Things to Know if Your Child is in the ER or Needs to be Admitted

Being sent to the ER or hospital by your child’s physician can be a scary experience. You may be unsure of what to expect, how long of a stay, what all your child’s medical care and course will entail. As a brief guide, I wanted to mention a few pointers to families. Let’s first start with before an overnight stay, and if you first get sent to the ER.

If you are going to the ER:

  • Ideally, child friendly or pediatric ER’s are best, but if it’s truly an emergency (for example, an allergic reaction or anaphylaxis or bleeding emergency), go to whatever ER is closest. ER doctors, even those who don’t have specific pediatric training, do know how to stabilize a pediatric patient and can transfer to a children’s hospital or ER if needed.
  • Contact your pediatrician before you go to the ER. They can make doctor to doctor calls to facilitate the handoff and fill in gaps on history. I do this firsthand for my families and wish more pediatricians did because it does help provide some background information, clinician to clinician.
  • You may have a long visit ahead of you. It’s not because we’re lazy or bad at managing time. ER docs are actually fabulous at managing time. There are just a lot of things (procedures, discharges, re-evaluations, etc) going on.
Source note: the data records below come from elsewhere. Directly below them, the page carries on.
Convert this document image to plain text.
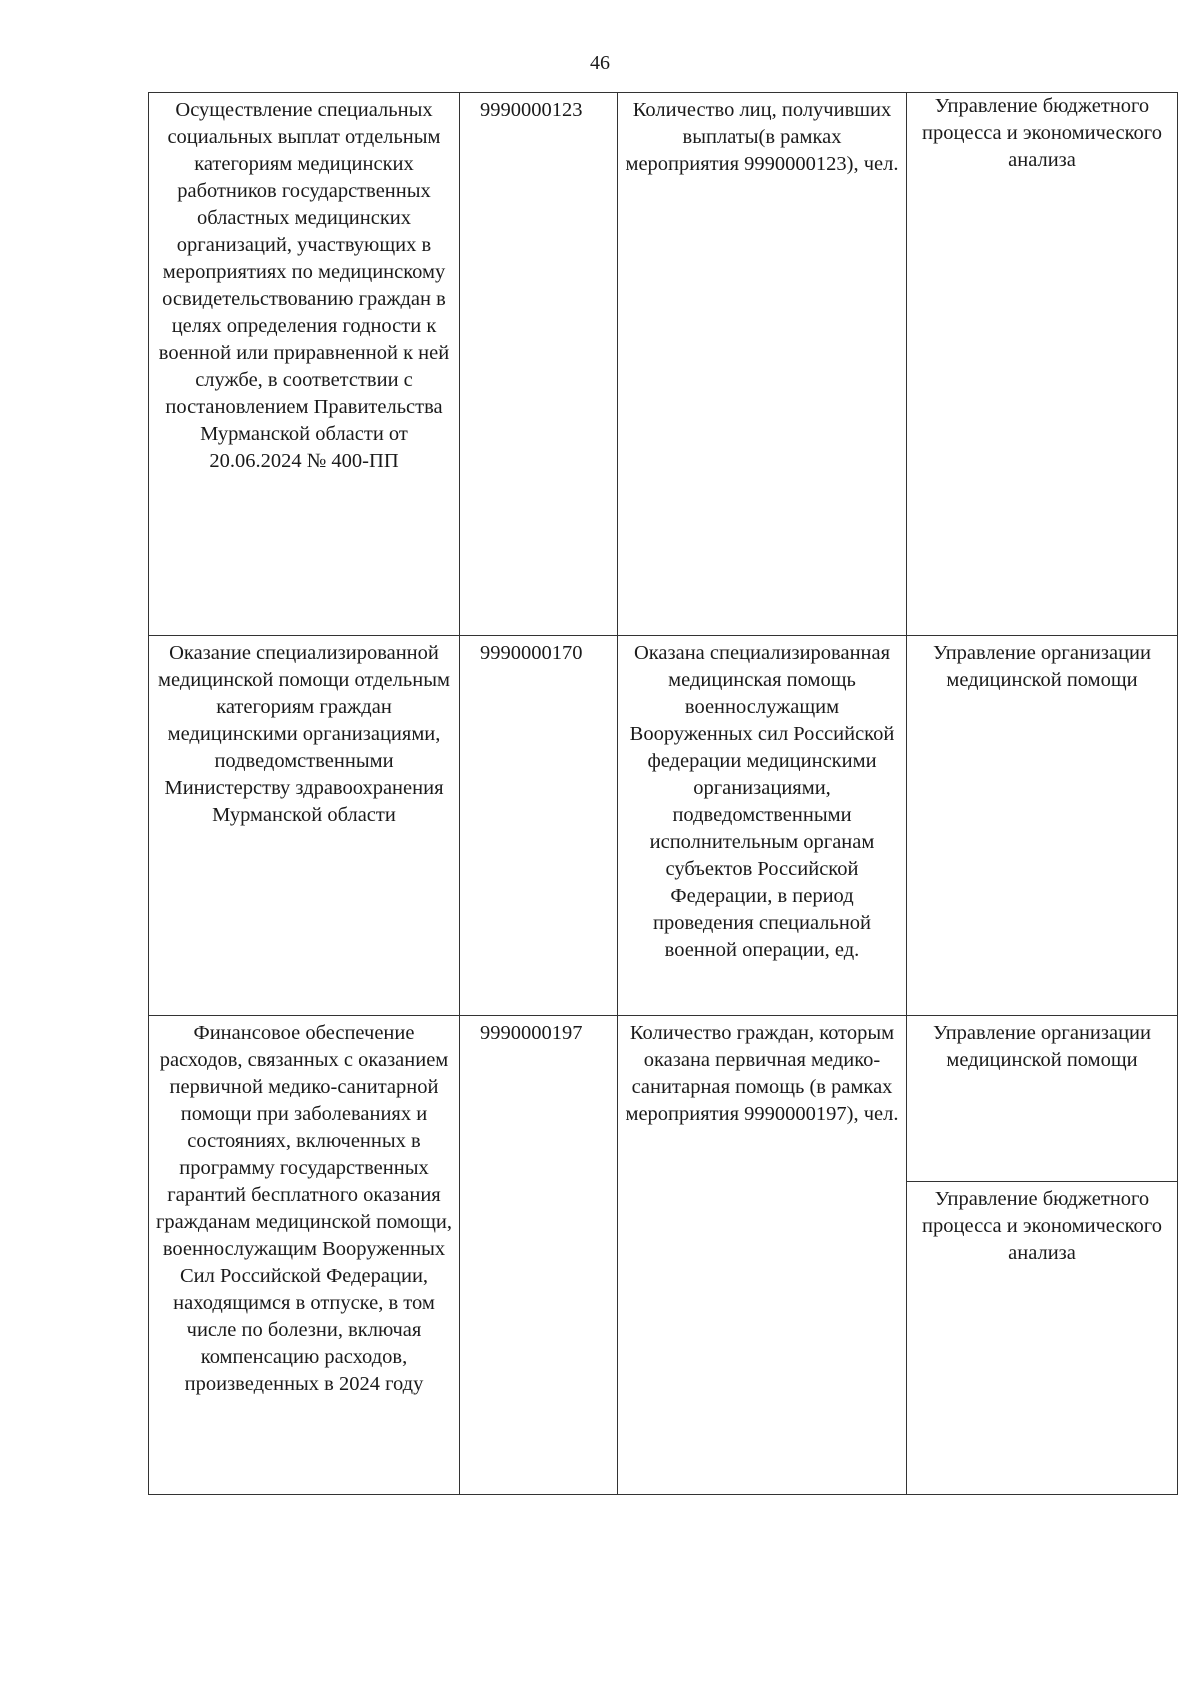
46
Осуществление специальных социальных выплат отдельным категориям медицинских работников государственных областных медицинских организаций, участвующих в мероприятиях по медицинскому освидетельствованию граждан в целях определения годности к военной или приравненной к ней службе, в соответствии с постановлением Правительства Мурманской области от 20.06.2024 № 400-ПП	9990000123	Количество лиц, получивших выплаты(в рамках мероприятия 9990000123), чел.	Управление бюджетного процесса и экономического анализа

Оказание специализированной медицинской помощи отдельным категориям граждан медицинскими организациями, подведомственными Министерству здравоохранения Мурманской области	9990000170	Оказана специализированная медицинская помощь военнослужащим Вооруженных сил Российской федерации медицинскими организациями, подведомственными исполнительным органам субъектов Российской Федерации, в период проведения специальной военной операции, ед.	Управление организации медицинской помощи

Финансовое обеспечение расходов, связанных с оказанием первичной медико-санитарной помощи при заболеваниях и состояниях, включенных в программу государственных гарантий бесплатного оказания гражданам медицинской помощи, военнослужащим Вооруженных Сил Российской Федерации, находящимся в отпуске, в том числе по болезни, включая компенсацию расходов, произведенных в 2024 году	9990000197	Количество граждан, которым оказана первичная медико-санитарная помощь (в рамках мероприятия 9990000197), чел.	Управление организации медицинской помощи
Управление бюджетного процесса и экономического анализа
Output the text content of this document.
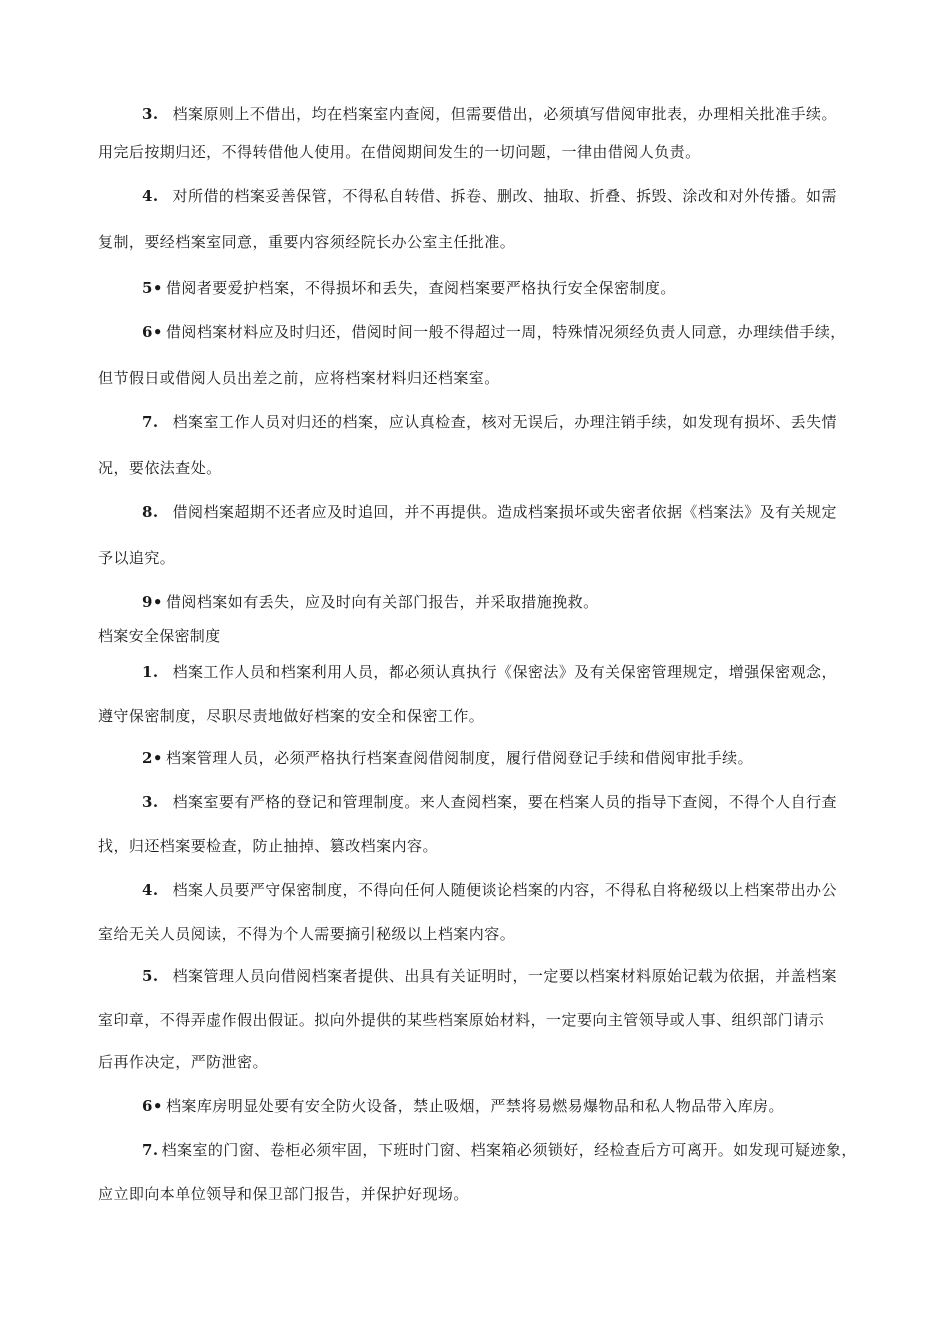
3. 档案原则上不借出，均在档案室内查阅，但需要借出，必须填写借阅审批表，办理相关批准手续。
用完后按期归还，不得转借他人使用。在借阅期间发生的一切问题，一律由借阅人负责。
4. 对所借的档案妥善保管，不得私自转借、拆卷、删改、抽取、折叠、拆毁、涂改和对外传播。如需
复制，要经档案室同意，重要内容须经院长办公室主任批准。
5• 借阅者要爱护档案，不得损坏和丢失，查阅档案要严格执行安全保密制度。
6• 借阅档案材料应及时归还，借阅时间一般不得超过一周，特殊情况须经负责人同意，办理续借手续，
但节假日或借阅人员出差之前，应将档案材料归还档案室。
7. 档案室工作人员对归还的档案，应认真检查，核对无误后，办理注销手续，如发现有损坏、丢失情
况，要依法查处。
8. 借阅档案超期不还者应及时追回，并不再提供。造成档案损坏或失密者依据《档案法》及有关规定
予以追究。
9• 借阅档案如有丢失，应及时向有关部门报告，并采取措施挽救。
档案安全保密制度
1. 档案工作人员和档案利用人员，都必须认真执行《保密法》及有关保密管理规定，增强保密观念，
遵守保密制度，尽职尽责地做好档案的安全和保密工作。
2• 档案管理人员，必须严格执行档案查阅借阅制度，履行借阅登记手续和借阅审批手续。
3. 档案室要有严格的登记和管理制度。来人查阅档案，要在档案人员的指导下查阅，不得个人自行查
找，归还档案要检查，防止抽掉、篡改档案内容。
4. 档案人员要严守保密制度，不得向任何人随便谈论档案的内容，不得私自将秘级以上档案带出办公
室给无关人员阅读，不得为个人需要摘引秘级以上档案内容。
5. 档案管理人员向借阅档案者提供、出具有关证明时，一定要以档案材料原始记载为依据，并盖档案
室印章，不得弄虚作假出假证。拟向外提供的某些档案原始材料，一定要向主管领导或人事、组织部门请示
后再作决定，严防泄密。
6• 档案库房明显处要有安全防火设备，禁止吸烟，严禁将易燃易爆物品和私人物品带入库房。
7. 档案室的门窗、卷柜必须牢固，下班时门窗、档案箱必须锁好，经检查后方可离开。如发现可疑迹象，
应立即向本单位领导和保卫部门报告，并保护好现场。
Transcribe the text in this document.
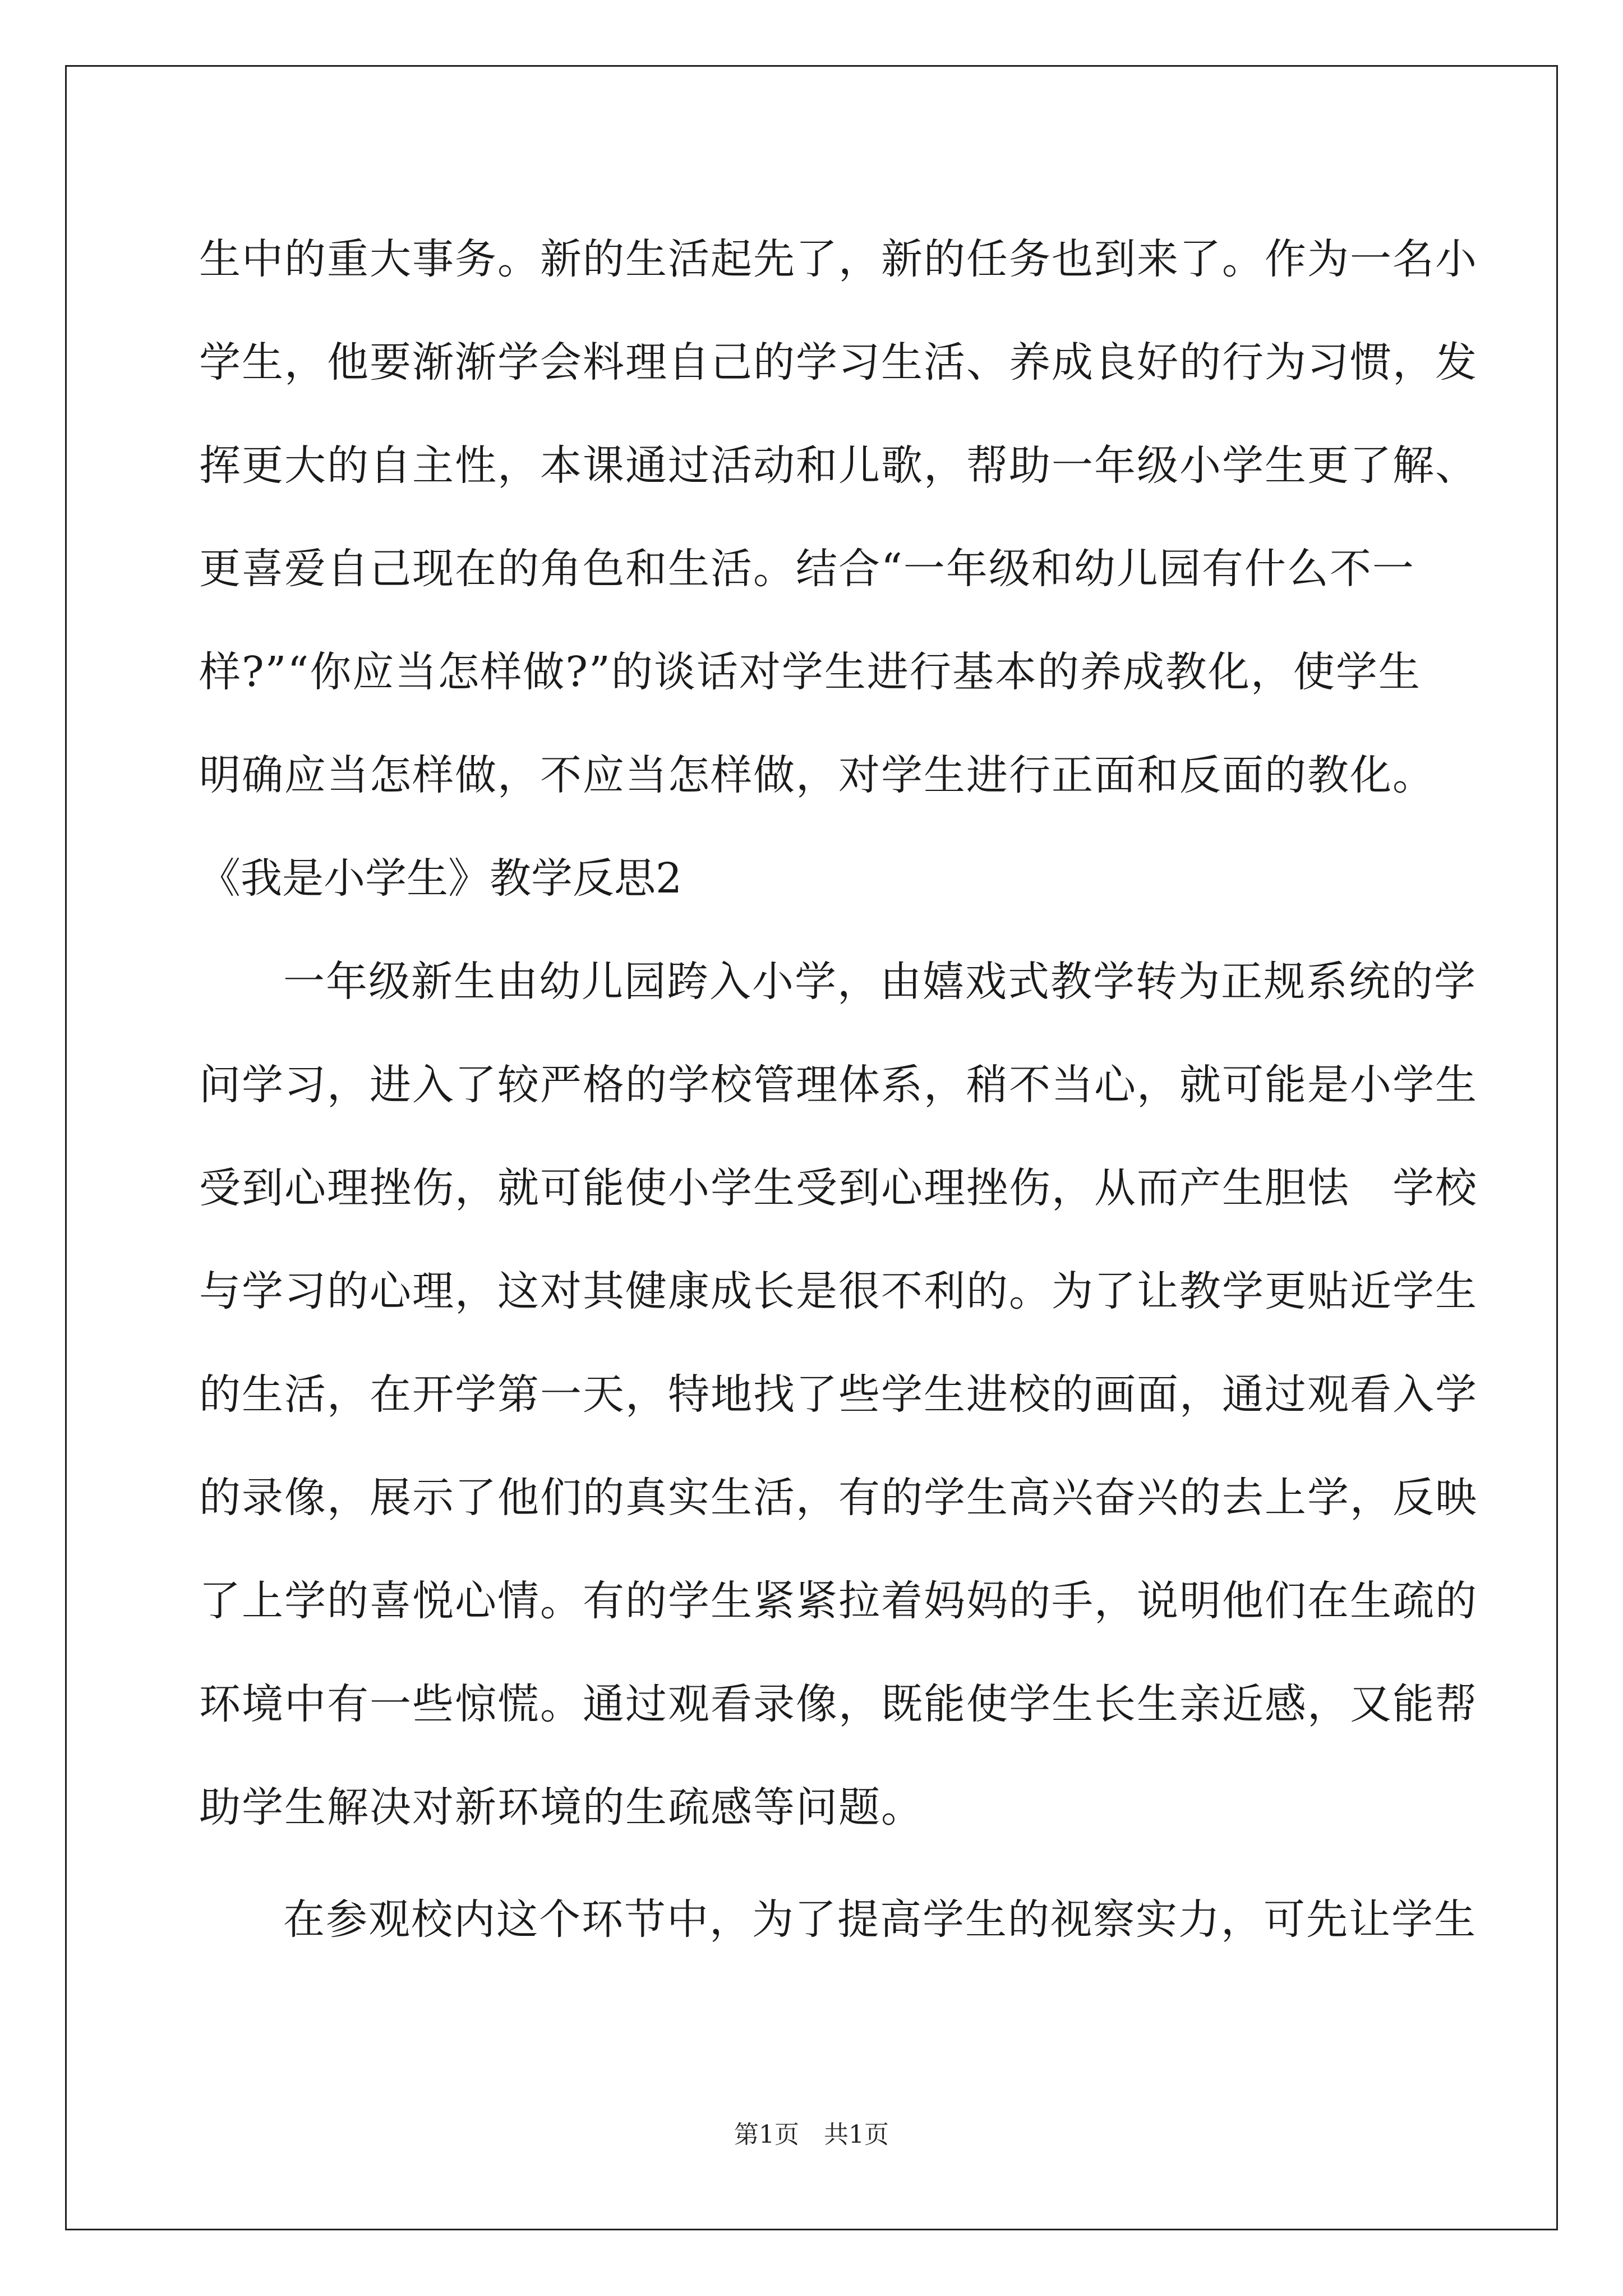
生中的重大事务。新的生活起先了，新的任务也到来了。作为一名小
学生，他要渐渐学会料理自己的学习生活、养成良好的行为习惯，发
挥更大的自主性，本课通过活动和儿歌，帮助一年级小学生更了解、
更喜爱自己现在的角色和生活。结合“一年级和幼儿园有什么不一
样?”“你应当怎样做?”的谈话对学生进行基本的养成教化，使学生
明确应当怎样做，不应当怎样做，对学生进行正面和反面的教化。
《我是小学生》教学反思2
一年级新生由幼儿园跨入小学，由嬉戏式教学转为正规系统的学
问学习，进入了较严格的学校管理体系，稍不当心，就可能是小学生
受到心理挫伤，就可能使小学生受到心理挫伤，从而产生胆怯　学校
与学习的心理，这对其健康成长是很不利的。为了让教学更贴近学生
的生活，在开学第一天，特地找了些学生进校的画面，通过观看入学
的录像，展示了他们的真实生活，有的学生高兴奋兴的去上学，反映
了上学的喜悦心情。有的学生紧紧拉着妈妈的手，说明他们在生疏的
环境中有一些惊慌。通过观看录像，既能使学生长生亲近感，又能帮
助学生解决对新环境的生疏感等问题。
在参观校内这个环节中，为了提高学生的视察实力，可先让学生
第1页 共1页
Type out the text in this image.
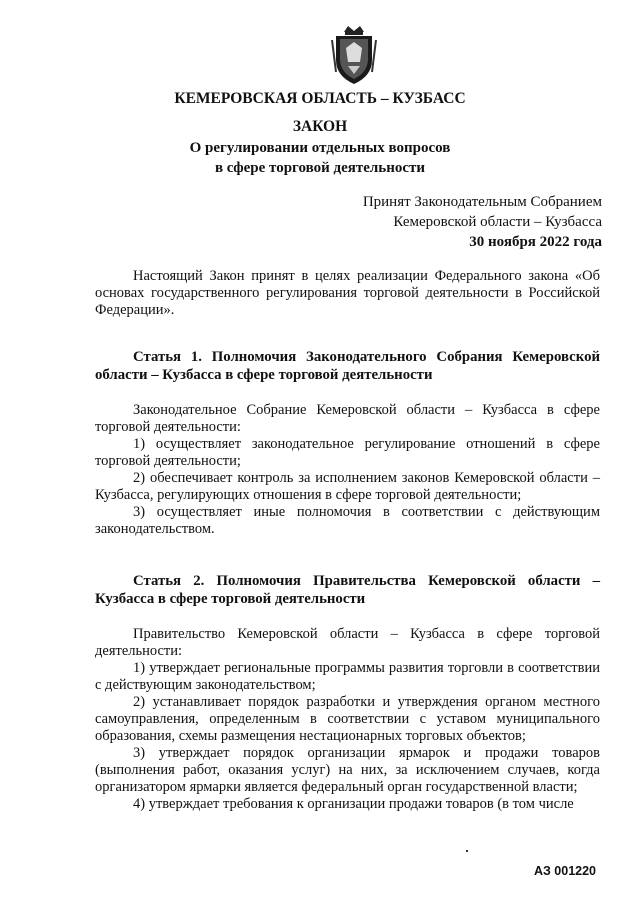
КЕМЕРОВСКАЯ ОБЛАСТЬ – КУЗБАСС
ЗАКОН
О регулировании отдельных вопросов
в сфере торговой деятельности
Принят Законодательным Собранием
Кемеровской области – Кузбасса
30 ноября 2022 года

Настоящий Закон принят в целях реализации Федерального закона «Об основах государственного регулирования торговой деятельности в Российской Федерации».

Статья 1. Полномочия Законодательного Собрания Кемеровской области – Кузбасса в сфере торговой деятельности

Законодательное Собрание Кемеровской области – Кузбасса в сфере торговой деятельности:

1) осуществляет законодательное регулирование отношений в сфере торговой деятельности;

2) обеспечивает контроль за исполнением законов Кемеровской области – Кузбасса, регулирующих отношения в сфере торговой деятельности;

3) осуществляет иные полномочия в соответствии с действующим законодательством.

Статья 2. Полномочия Правительства Кемеровской области – Кузбасса в сфере торговой деятельности

Правительство Кемеровской области – Кузбасса в сфере торговой деятельности:

1) утверждает региональные программы развития торговли в соответствии с действующим законодательством;

2) устанавливает порядок разработки и утверждения органом местного самоуправления, определенным в соответствии с уставом муниципального образования, схемы размещения нестационарных торговых объектов;

3) утверждает порядок организации ярмарок и продажи товаров (выполнения работ, оказания услуг) на них, за исключением случаев, когда организатором ярмарки является федеральный орган государственной власти;

4) утверждает требования к организации продажи товаров (в том числе

АЗ 001220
Patients receive treatment based on how sick they are, not in the order they arrive. Care is based on acuity.
  • That being said, you can 100% speak up and say that you’re worried about the wait and may need your child re-assessed. Nobody will mind.
  • You can request to stay overnight and be admitted to the hospital if you are uncomfortable with your child being sent home.

Let’s say you do end up needing to stay the night or be admitted for a longer period of time.

If you are in the hospital:

  • In rare occasions, we admit directly in patient, or to the hospital floor, bypassing the ED. Your pediatrician will review this with you if that is the case.
  • You may have more than one doctor. Often times, large hospitals are teaching institutions. That means your medical team can consist of medical students, interns, residents, and attendings. Final decisions in patient care are made by physicians, not medical students, but medical students are an important part of the team.
  • You can participate in rounds. That means if they discuss the number of wet diapers, the consistency of stools, the labs and/or X-rays done, you have the right to listen in and look at the imaging yourself alongside the team.
  • You are allowed to ask for more detail. You can ask and should if you have questions, if someone from the medical team can come back later and answer your questions. Sometimes, this might be the nurse, medical student, resident, or attending on the team.
  • Your hospital team may, and often should, touch base with your child’s outpatient pediatrician. The outpatient pediatrician (like me, for example), knows your child well. They have a record of your child’s medical history and have seen them more than once-both well and sick. (Side note: See how important it is not to have fragmented medical care?)

Some important points I want to mention, whether your child goes to the ER or gets stepped up to a hospital inpatient admission:

Get clear discharge instructions, whether it’s from the ER or from the hospital. Make sure you know how to treat your child and what to do if symptoms don’t improve or worsen. And ask for clarification if you don’t understand!

Lastly, follow up with your pediatrician. Really! We want to know what happened, what was diagnosed. We want to check in and knowing your child’s history, we may be able to provide more personalized medical advice.